A conventional technique for improving the performance of an integrated circuit containing insulated-gate FET's formed on a substrate is to provide a back bias voltage to the substrate at a suitable voltage level different from ground reference. This voltage level is negative for N-channel FET's and positive for P-channel FET's. The substrate bias voltage is typically generated on-chip with a circuit containing a charge pump.
S. Chen et al disclose such an on-chip circuit in "Feedback Substrate Bias Generator", IBM Technical Disclosure Bulletin, Vol. 23, No. 5, October, 1980, pp 1930-1. In this N-channel circuit, a ring oscillator provides an oscillating voltage to one input terminal of a two-input NOR gate whose output signal drives a single-stage charge pump which produces the substrate bias voltage. This is fed back to a capacitive voltage divider whose output controls a depletion-mode FET in an inverter. The output of the inverter is then supplied to the other input terminal of the NOR gate to provide closed-loop regulation of the bias voltage. More particularly, the input sections of the NOR gate consist of a pair of enhancement-mode FET's, one of which has its gate electrode connected to the drain of the depletion-mode FET for receiving the inverter output signal. When the bias voltage is above the threshold voltage of the depletion-mode FET, the inverter provides a logical "0" to the NOR gate so as to allow its output to change state at the ring oscillator frequency. This activates the charge pump which draws charge from the substrate to bring the bias voltage down to approximately the threshold voltage of the depletion-mode FET.
Chen et al indicate that their substrate bias generator compensates for temperature variations and can stabilize the bias voltage against chip-to-chip process variations that occur during integrated circuit fabrication. However, so stabilizing the bias voltage does not simultaneously act to significantly alleviate worst-case values for average gate propagation delay, power dissipation, and noise margin of metal-oxide semiconductor (MOS) FET static logic gates on the chips.
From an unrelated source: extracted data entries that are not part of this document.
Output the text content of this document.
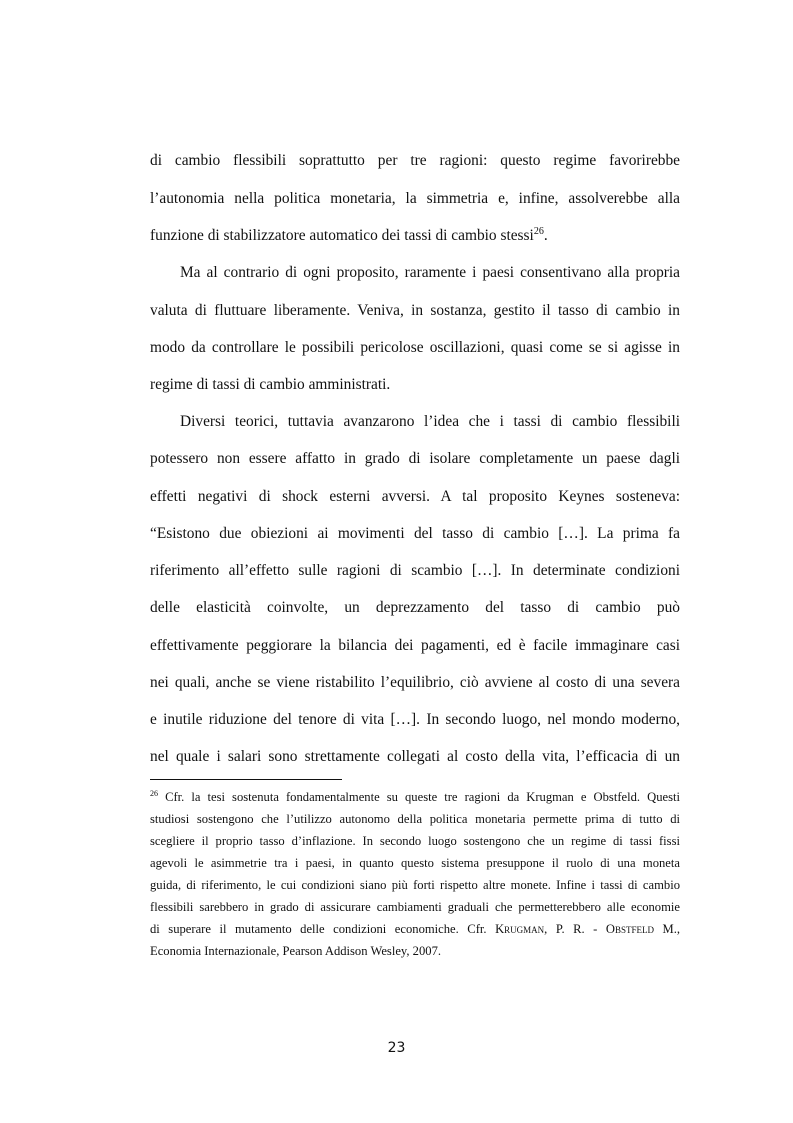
di cambio flessibili soprattutto per tre ragioni: questo regime favorirebbe
l’autonomia nella politica monetaria, la simmetria e, infine, assolverebbe alla
funzione di stabilizzatore automatico dei tassi di cambio stessi$^{26}$.
Ma al contrario di ogni proposito, raramente i paesi consentivano alla propria
valuta di fluttuare liberamente. Veniva, in sostanza, gestito il tasso di cambio in
modo da controllare le possibili pericolose oscillazioni, quasi come se si agisse in
regime di tassi di cambio amministrati.
Diversi teorici, tuttavia avanzarono l’idea che i tassi di cambio flessibili
potessero non essere affatto in grado di isolare completamente un paese dagli
effetti negativi di shock esterni avversi. A tal proposito Keynes sosteneva:
“Esistono due obiezioni ai movimenti del tasso di cambio […]. La prima fa
riferimento all’effetto sulle ragioni di scambio […]. In determinate condizioni
delle elasticità coinvolte, un deprezzamento del tasso di cambio può
effettivamente peggiorare la bilancia dei pagamenti, ed è facile immaginare casi
nei quali, anche se viene ristabilito l’equilibrio, ciò avviene al costo di una severa
e inutile riduzione del tenore di vita […]. In secondo luogo, nel mondo moderno,
nel quale i salari sono strettamente collegati al costo della vita, l’efficacia di un
$^{26}$ Cfr. la tesi sostenuta fondamentalmente su queste tre ragioni da Krugman e Obstfeld. Questi
studiosi sostengono che l’utilizzo autonomo della politica monetaria permette prima di tutto di
scegliere il proprio tasso d’inflazione. In secondo luogo sostengono che un regime di tassi fissi
agevoli le asimmetrie tra i paesi, in quanto questo sistema presuppone il ruolo di una moneta
guida, di riferimento, le cui condizioni siano più forti rispetto altre monete. Infine i tassi di cambio
flessibili sarebbero in grado di assicurare cambiamenti graduali che permetterebbero alle economie
di superare il mutamento delle condizioni economiche. Cfr. Krugman, P. R. - Obstfeld M.,
Economia Internazionale, Pearson Addison Wesley, 2007.
23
More specifically, MOS integrated circuit fabrication processes are conventionally characterized in terms of the four chip-to-chip processing corners commonly referred to as Fast Fast (FF), Fast Slow (FS), Slow Fast (SF), and Slow Slow (SS). The first word (letter) of each pair of words (letters) refers to the extreme parameters of enhancement-mode FET's, and the second word (letter) refers to the extreme parameters of depletion-mode FET's. The range from Slow to Fast for one of the types of FET's thus refers to the spread in performance from chip-to-chip for that particular type of FET. FET's operate at the greatest speed in the Fast condition while the converse is true for the Slow condition.
Processing variations and variations in operating conditions such as drain supply voltage and chip temperature often produce wide differences in gate performance. Typically, the chip-to-chip spread in average gate propagation delay is 300-400 percent at the same temperature and drain supply voltage. The spread in average gate power dissipation is slightly less.
The difficulty in insuring that worst-case propagation delay, power dissipation, and noise margin do not go beyond prescribed specification limits is that these worst-case parameters do not all occur at the same corner of the processing range or at the same end of the operating conditions. The greatest propagation delay occurs at the SS corner at maximum temperature and maximum drain supply voltage. The greatest power dissipation occurs at the FF corner at minumum temperature and maximum supply voltage. Power dissipation is, however, most critical at high temperature. The noise margin is lowest at the FF corner at minimum supply voltage and maximum temperature.
Consideration has been given to a substrate bias generator in which the bias voltage is varied in such a manner as to stabilize the average gate propagation delay of a string of NOR gates that form an oscillator. This technique, however, does not provide a desirable noise margin profile across the FET processing range.